Kaninchen Verpaarung

12. Februar 2010

Risiken bei der Verpaarung von Kaninchen

„Ich will dass mein Kaninchen Babys bekommt“ Viel zu oft mussten wir uns diesen Satz so oder so ähnlich in letzter Zeit durchlesen. Nur selten wird dabei an das Wohl der Tiere, an Dinge die beachtet werden müssen oder an die Folgen gedacht, denn viele sehen leider nur die „ach so süßen Kaninchenbabys“ oder glauben immer noch das Amenmärchen, dass Kaninchenweibchen unbedingt einmal geworfen haben sollten in ihrem Leben. Jedoch ist vom Vermehren dringend abzuraten und das nicht ohne Grund.

Erbkrankheiten und Folgen falscher Verpaarungen

Häufig unterschätzt, aber mit schweren Folgen. Besonders bei Kaninchen mit unbekannten Vorfahren (und da reicht nicht „Ich hab’s vom Nachbarn, da gab es Babys, die Eltern kenne ich“, sondern es geht um mehrere Generationen) weiß man nie was sie für Erbkrankheiten in sich tragen und dann an den Nachwuchs weitergeben können. Um das Ganze zu verdeutlichen hier mal ein paar Beispiele was dabei passieren kann:

Zahnfehlstellungen

Es gibt schlimme und weniger schlimme Zahnfehlstellungen (wobei Beides nicht auf die leichte Schulter zu nehmen ist und es in jedem Fall die Nahrungsaufnahme behindert und so auch Auswirkungen auf die Gesundheit des Tieres hat). Auswirkungen von Zahnfehlstellungen können zB Spitzen an den Backenzähnen sein, die dem Kaninchen Schmerzen zuführen, Zähne die einfach abbrechen, Zähne die durch den Oberkiefer wachsen, etc. Das ist nicht nur für das Tier sehr unangenehme, sondern bedeutet auch für den Halter haufenweise Tierarztbesuche um die Zähne in Ordnung bringen zu lassen (Und das wird auch teuer. Wenn man mal annimmt dass man zB. alle 2 Wochen zur Schneidezahnkürzung für etwa 5-10 Euro hin muss läppert sich das ganz schnell) oder wenn es ganz schlimm ist die Einschläferung des Kaninchens.

Kümmerlinge

Die häufigste Erbkrankheit.

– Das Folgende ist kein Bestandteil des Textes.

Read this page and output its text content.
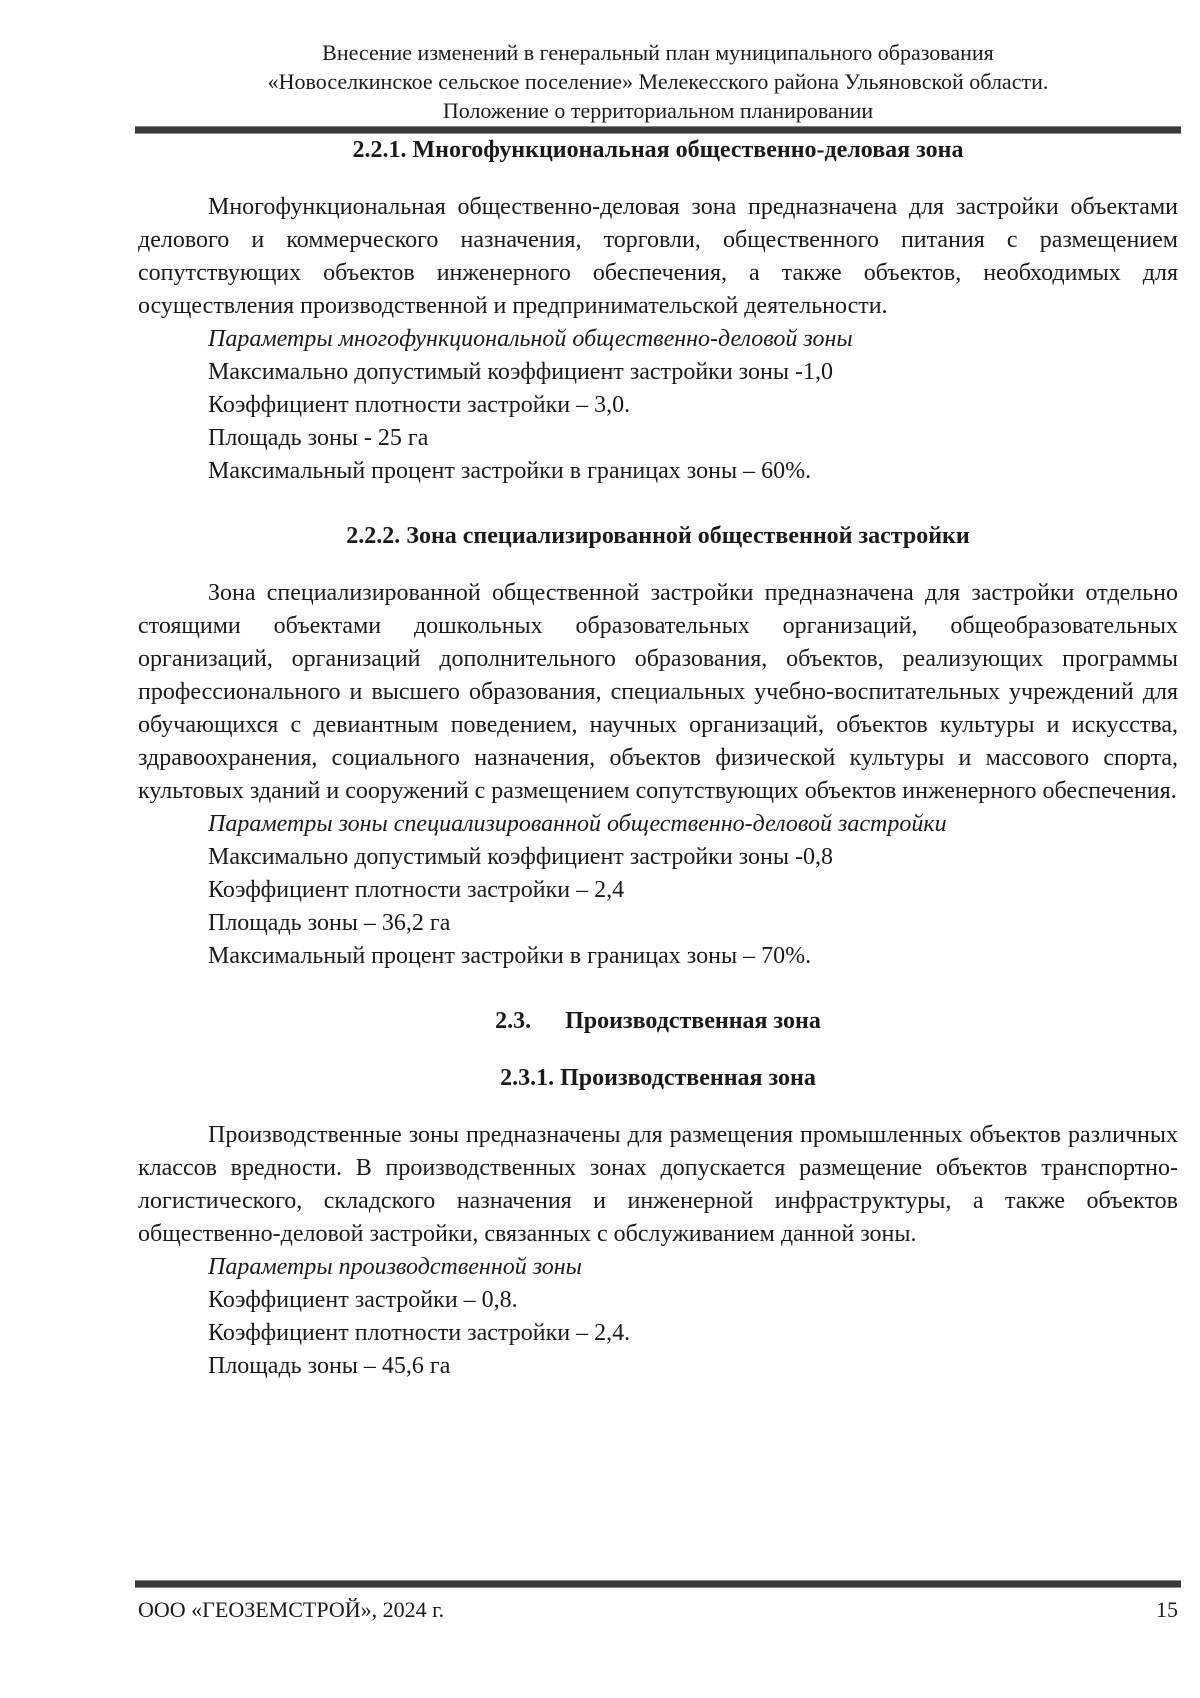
Внесение изменений в генеральный план муниципального образования
«Новоселкинское сельское поселение» Мелекесского района Ульяновской области.
Положение о территориальном планировании
2.2.1. Многофункциональная общественно-деловая зона

Многофункциональная общественно-деловая зона предназначена для застройки объектами делового и коммерческого назначения, торговли, общественного питания с размещением сопутствующих объектов инженерного обеспечения, а также объектов, необходимых для осуществления производственной и предпринимательской деятельности.

Параметры многофункциональной общественно-деловой зоны

Максимально допустимый коэффициент застройки зоны -1,0

Коэффициент плотности застройки – 3,0.

Площадь зоны - 25 га

Максимальный процент застройки в границах зоны – 60%.

2.2.2. Зона специализированной общественной застройки

Зона специализированной общественной застройки предназначена для застройки отдельно стоящими объектами дошкольных образовательных организаций, общеобразовательных организаций, организаций дополнительного образования, объектов, реализующих программы профессионального и высшего образования, специальных учебно-воспитательных учреждений для обучающихся с девиантным поведением, научных организаций, объектов культуры и искусства, здравоохранения, социального назначения, объектов физической культуры и массового спорта, культовых зданий и сооружений с размещением сопутствующих объектов инженерного обеспечения.

Параметры зоны специализированной общественно-деловой застройки

Максимально допустимый коэффициент застройки зоны -0,8

Коэффициент плотности застройки – 2,4

Площадь зоны – 36,2 га

Максимальный процент застройки в границах зоны – 70%.

2.3. Производственная зона
2.3.1. Производственная зона

Производственные зоны предназначены для размещения промышленных объектов различных классов вредности. В производственных зонах допускается размещение объектов транспортно-логистического, складского назначения и инженерной инфраструктуры, а также объектов общественно-деловой застройки, связанных с обслуживанием данной зоны.

Параметры производственной зоны

Коэффициент застройки – 0,8.

Коэффициент плотности застройки – 2,4.

Площадь зоны – 45,6 га

ООО «ГЕОЗЕМСТРОЙ», 2024 г.	15
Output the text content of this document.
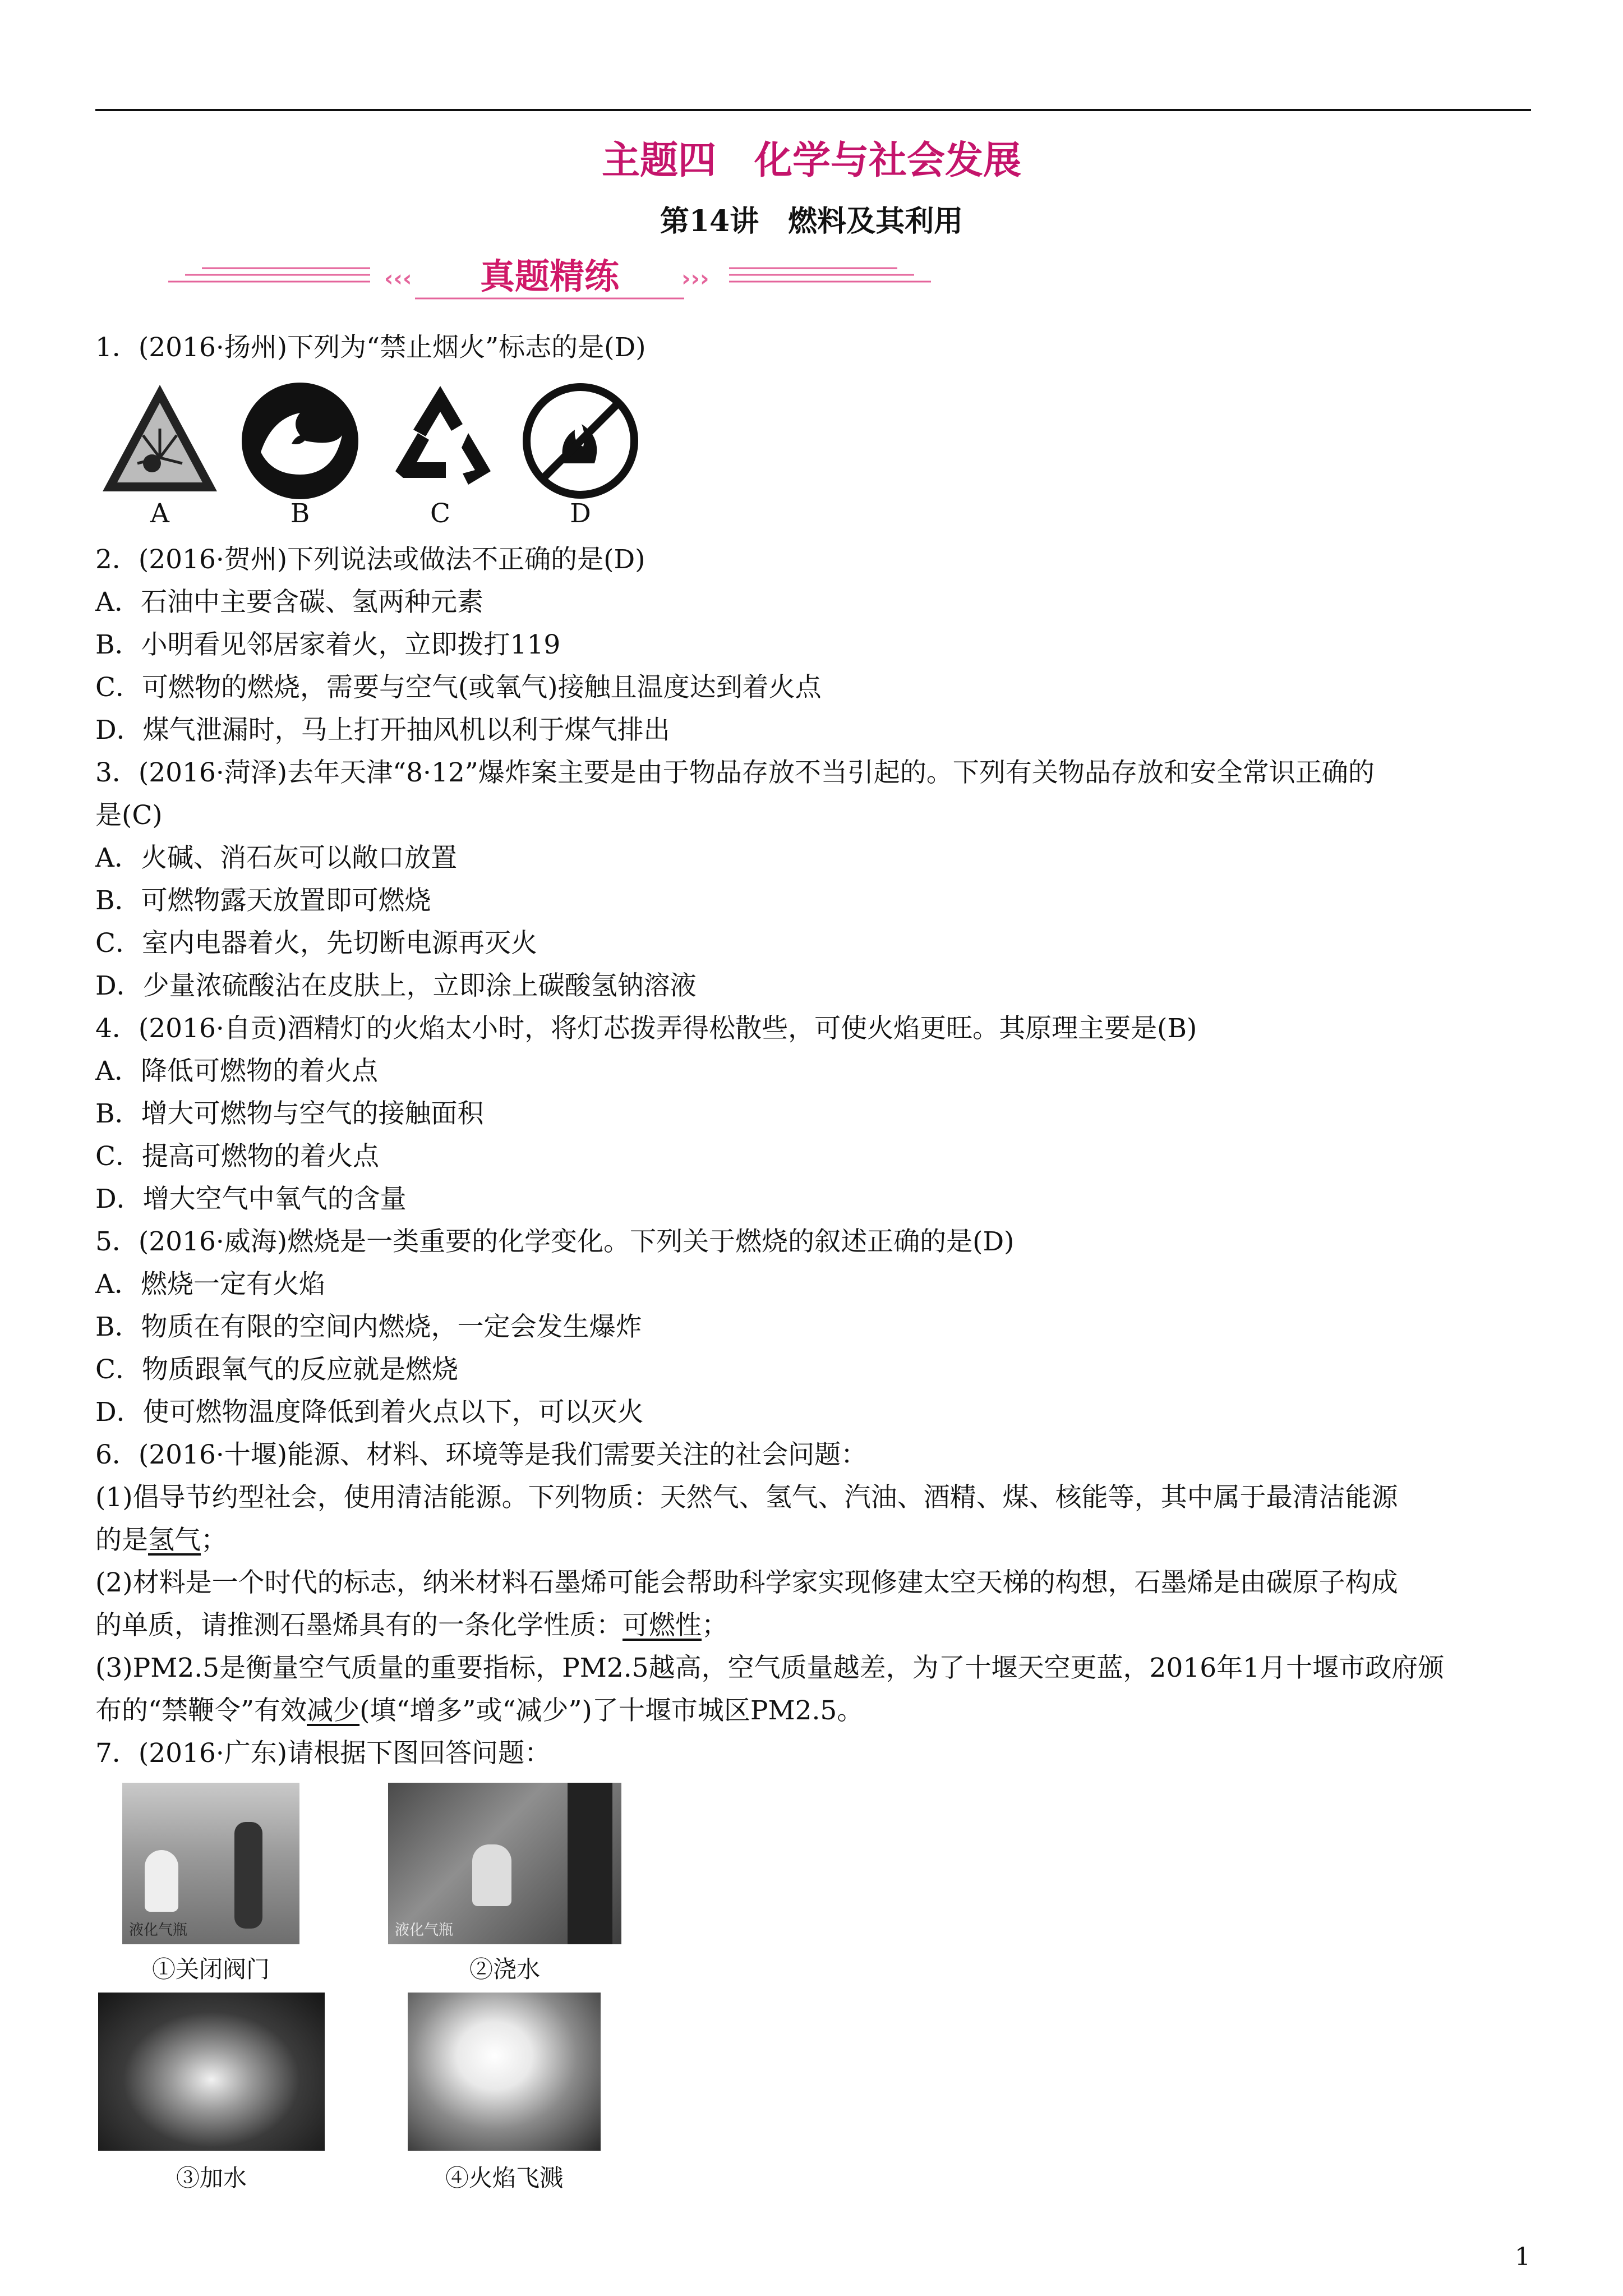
主题四　化学与社会发展
第14讲　燃料及其利用
‹‹‹	›››
真题精练
1．(2016·扬州)下列为“禁止烟火”标志的是(D)
A	B	C	D
2．(2016·贺州)下列说法或做法不正确的是(D)
A．石油中主要含碳、氢两种元素
B．小明看见邻居家着火，立即拨打119
C．可燃物的燃烧，需要与空气(或氧气)接触且温度达到着火点
D．煤气泄漏时，马上打开抽风机以利于煤气排出
3．(2016·菏泽)去年天津“8·12”爆炸案主要是由于物品存放不当引起的。下列有关物品存放和安全常识正确的
是(C)
A．火碱、消石灰可以敞口放置
B．可燃物露天放置即可燃烧
C．室内电器着火，先切断电源再灭火
D．少量浓硫酸沾在皮肤上，立即涂上碳酸氢钠溶液
4．(2016·自贡)酒精灯的火焰太小时，将灯芯拨弄得松散些，可使火焰更旺。其原理主要是(B)
A．降低可燃物的着火点
B．增大可燃物与空气的接触面积
C．提高可燃物的着火点
D．增大空气中氧气的含量
5．(2016·威海)燃烧是一类重要的化学变化。下列关于燃烧的叙述正确的是(D)
A．燃烧一定有火焰
B．物质在有限的空间内燃烧，一定会发生爆炸
C．物质跟氧气的反应就是燃烧
D．使可燃物温度降低到着火点以下，可以灭火
6．(2016·十堰)能源、材料、环境等是我们需要关注的社会问题：
(1)倡导节约型社会，使用清洁能源。下列物质：天然气、氢气、汽油、酒精、煤、核能等，其中属于最清洁能源
的是氢气；
(2)材料是一个时代的标志，纳米材料石墨烯可能会帮助科学家实现修建太空天梯的构想，石墨烯是由碳原子构成
的单质，请推测石墨烯具有的一条化学性质：可燃性；
(3)PM2.5是衡量空气质量的重要指标，PM2.5越高，空气质量越差，为了十堰天空更蓝，2016年1月十堰市政府颁
布的“禁鞭令”有效减少(填“增多”或“减少”)了十堰市城区PM2.5。
7．(2016·广东)请根据下图回答问题：
液化气瓶	液化气瓶
①关闭阀门	②浇水
③加水	④火焰飞溅
1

In diesem Fall überleben die Babys nicht mal den 3. Lebenstag.

Spreizer

Das sind Kaninchen die einen Fehler im Hüftgelenk haben und so die Hinterbeine abspreizen. Diese Tiere können nicht hoppeln, sondern nur kriechen und das wird sich auch nie ändern.

Missbildungen

Es kann auch schnell vorkommen, dass die Babys missgebildet sind. Verkrüppelte, falsch angewachsene oder gar nicht vorhandene Gliedmaßen, zu kleiner Kopf (der dann zur Fehlstellung der Zähne, Kieferbrüche, Durchbrüche der Zähne, etc. führt), unterentwickelte Körperteile oder Organe… Das waren nur ein paar Beispiele was alles passieren könnte. Bei den Verpaarungen ist auf viel zu achten und die Folgen können sehr schwerwiegend sein.

Gefahren für das Weibchen

Zum Beispiel kann es eine schmerzhafte Gesäugeentzündung bekommen, die in jedem Fall behandelt werden muss. Die Entzündung kann Fieber hervorrufen. Außerdem können Eitererreger in das Gesäuge und von dort aus in die Blutbahn kommen und zu einer Blutvergiftung führen. Ebenso können die Babys im Geburtskanal stecken bleiben (zB weil sie zu groß sind oder das Weibchen zu jung oder alt ist), dann ersticken nicht nur die Kleinen, sondern auch für die Mutter ist das lebensgefährlich. Besonders junge und unerfahrene Weibchen wissen oft nicht recht was zu tun ist und kümmern sich nicht um den Wurf oder geben nicht genügend Milch.

Ein weiteres wichtiges Argument ist, dass es so schon genug Kaninchenleid gibt und man nicht noch weiter produzieren muss! Die Tierheime und Notstationen sind voll mit Kaninchen und überall kommen immer mehr dazu. JEDES Kaninchenbaby nimmt einem dieser Tierheimkaninchen einen Platz weg und trägt zur Überfüllung der Tierheime bei.

Wer sein Tier liebt vermehrt es nicht!